There’s something in this book for just about every geeky persuasion. Comic book fans will love the “Make Mine Marvel” and “Comics Stuff” chapters, aspiring writers as well as comic book junkies will enjoy David recalling how he got back into comics and became a professional writer, and science fiction fans will absolutely gobble up David’s stories about writing Star Trek novels, scripting Babylon 5 episodes, and dealing with the late, great Harlan Ellison—there’s an entire chapter on the acerbic dark fantasy and science fiction author. It seems that everyone involved with science fiction has an Ellison story (including yours truly—I met him at a Diamond Comics retailer seminar and will likely relate that memorable encounter here at some point), and David is no exception.

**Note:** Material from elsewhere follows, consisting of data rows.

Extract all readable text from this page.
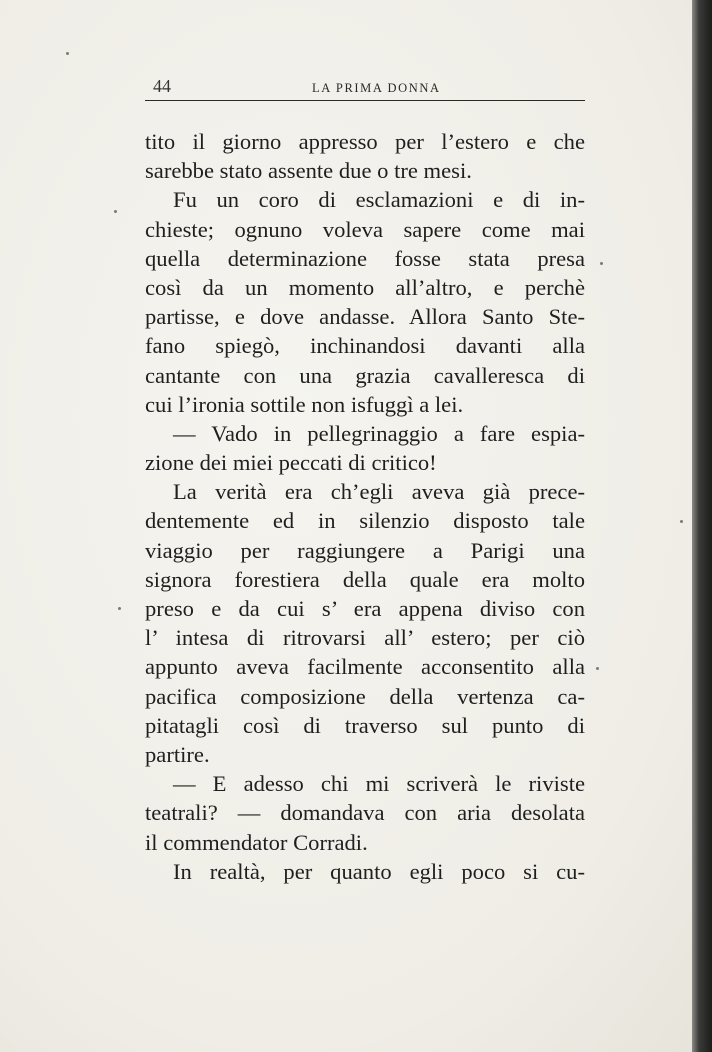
44	LA PRIMA DONNA
tito il giorno appresso per l’estero e che
sarebbe stato assente due o tre mesi.
Fu un coro di esclamazioni e di in-
chieste; ognuno voleva sapere come mai
quella determinazione fosse stata presa
così da un momento all’altro, e perchè
partisse, e dove andasse. Allora Santo Ste-
fano spiegò, inchinandosi davanti alla
cantante con una grazia cavalleresca di
cui l’ironia sottile non isfuggì a lei.
— Vado in pellegrinaggio a fare espia-
zione dei miei peccati di critico!
La verità era ch’egli aveva già prece-
dentemente ed in silenzio disposto tale
viaggio per raggiungere a Parigi una
signora forestiera della quale era molto
preso e da cui s’ era appena diviso con
l’ intesa di ritrovarsi all’ estero; per ciò
appunto aveva facilmente acconsentito alla
pacifica composizione della vertenza ca-
pitatagli così di traverso sul punto di
partire.
— E adesso chi mi scriverà le riviste
teatrali? — domandava con aria desolata
il commendator Corradi.
In realtà, per quanto egli poco si cu-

By the time you finish David’s autobiography, you may know more than you ever wanted to about the author, such as the fact that his daughter Caroline never learned to crawl and that it was difficult getting another daughter, Shana, to take a nap when she was little. However, the book never gets bogged down too heavily by any one topic, and David injects enough humor into the proceedings that you’ll likely never get bored by any chapter. He speaks glowingly of his kids and his current wife while resisting the temptation to trash his ex. I can certainly respect that, though the trashing, which he implies in the book is something he could easily do, probably would have made for fascinating reading.

Overall, Mr. SuluGrabbed My Ass is a well-rounded autobiography that never overstays its welcome. You wouldn’t necessarily want to binge-read it in a single afternoon, but it is fun to read a chapter here and there in your spare time, such as during your subway work commute or while you’re waiting in line at the post office. Or, when you just want something agreeable to read while you’re unwinding after a long day at work.

Now, excuse me while I go research a short-lived TV show called Space Cases, which I had never heard of prior to reading this book. David created the show with Billy Mumy, who played Will Robinson on Lost in Space. Not unlike this book, it sounds well worth checking out!